🤖 AI Summary
This paper addresses the longstanding trade-off between effectiveness and efficiency in zero-shot, LLM-driven dense retrieval. We introduce pseudo-relevance feedback (PRF) into this paradigm for the first time. Our method leverages a lightweight LLM to automatically extract salient semantic features—such as keywords and abstractive summaries—from top-ranked initial retrieval documents, then injects them into the PromptReps query representation framework to achieve query expansion. Crucially, our approach requires no fine-tuning or additional annotations; performance gains stem solely from PRF. Experiments across multiple paragraph-level retrieval benchmarks demonstrate substantial improvements in recall and mean reciprocal rank (MRR).

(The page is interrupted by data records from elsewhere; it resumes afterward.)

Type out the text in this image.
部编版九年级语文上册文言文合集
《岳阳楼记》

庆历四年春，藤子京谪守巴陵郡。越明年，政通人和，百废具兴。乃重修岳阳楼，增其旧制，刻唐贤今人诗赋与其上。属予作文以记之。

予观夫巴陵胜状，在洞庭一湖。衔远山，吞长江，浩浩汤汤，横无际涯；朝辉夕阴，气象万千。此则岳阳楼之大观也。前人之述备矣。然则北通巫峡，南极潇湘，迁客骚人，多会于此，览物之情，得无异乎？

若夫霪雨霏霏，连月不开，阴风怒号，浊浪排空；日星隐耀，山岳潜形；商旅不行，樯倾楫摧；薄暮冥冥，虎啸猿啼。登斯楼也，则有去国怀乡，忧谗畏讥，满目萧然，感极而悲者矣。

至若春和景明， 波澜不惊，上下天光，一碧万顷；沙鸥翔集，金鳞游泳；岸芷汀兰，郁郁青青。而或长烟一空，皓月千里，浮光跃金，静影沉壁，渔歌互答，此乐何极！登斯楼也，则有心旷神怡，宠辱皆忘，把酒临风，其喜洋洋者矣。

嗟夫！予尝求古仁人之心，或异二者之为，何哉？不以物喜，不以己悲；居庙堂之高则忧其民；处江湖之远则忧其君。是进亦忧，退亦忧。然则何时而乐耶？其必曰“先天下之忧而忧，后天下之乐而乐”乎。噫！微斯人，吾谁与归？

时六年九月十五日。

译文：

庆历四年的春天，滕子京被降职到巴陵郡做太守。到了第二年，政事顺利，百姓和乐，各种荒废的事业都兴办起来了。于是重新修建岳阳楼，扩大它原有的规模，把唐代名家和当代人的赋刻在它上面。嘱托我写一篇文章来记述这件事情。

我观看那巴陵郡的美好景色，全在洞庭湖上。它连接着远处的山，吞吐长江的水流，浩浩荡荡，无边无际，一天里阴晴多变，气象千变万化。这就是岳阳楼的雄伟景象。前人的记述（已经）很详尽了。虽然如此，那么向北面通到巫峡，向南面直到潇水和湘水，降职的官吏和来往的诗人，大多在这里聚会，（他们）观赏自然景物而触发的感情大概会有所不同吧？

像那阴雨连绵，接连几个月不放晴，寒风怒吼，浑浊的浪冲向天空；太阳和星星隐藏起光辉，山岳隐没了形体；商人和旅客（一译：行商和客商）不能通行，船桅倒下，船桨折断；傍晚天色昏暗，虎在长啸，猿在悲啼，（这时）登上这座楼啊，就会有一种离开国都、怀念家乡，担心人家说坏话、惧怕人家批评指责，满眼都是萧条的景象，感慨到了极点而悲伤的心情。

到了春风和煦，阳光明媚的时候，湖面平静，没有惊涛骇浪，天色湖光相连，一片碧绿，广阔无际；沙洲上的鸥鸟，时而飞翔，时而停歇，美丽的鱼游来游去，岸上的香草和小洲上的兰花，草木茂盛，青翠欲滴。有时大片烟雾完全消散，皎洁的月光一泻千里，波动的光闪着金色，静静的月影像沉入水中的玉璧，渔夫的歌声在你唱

Notably, in the re-ranking stage, a small-scale re-ranker augmented with PRF matches or even surpasses the performance of larger, unenhanced baseline models—achieving a new balance between retrieval effectiveness and computational efficiency.
📝 Abstract
Pseudo-relevance feedback (PRF) refines queries by leveraging initially retrieved documents to improve retrieval effectiveness. In this paper, we investigate how large language models (LLMs) can facilitate PRF for zero-shot LLM-based dense retrieval, extending the recently proposed PromptReps method. Specifically, our approach uses LLMs to extract salient passage features-such as keywords and summaries-from top-ranked documents, which are then integrated into PromptReps to produce enhanced query representations. Experiments on passage retrieval benchmarks demonstrate that incorporating PRF significantly boosts retrieval performance. Notably, smaller rankers with PRF can match the effectiveness of larger rankers without PRF, highlighting PRF's potential to improve LLM-driven search while maintaining an efficient balance between effectiveness and resource usage.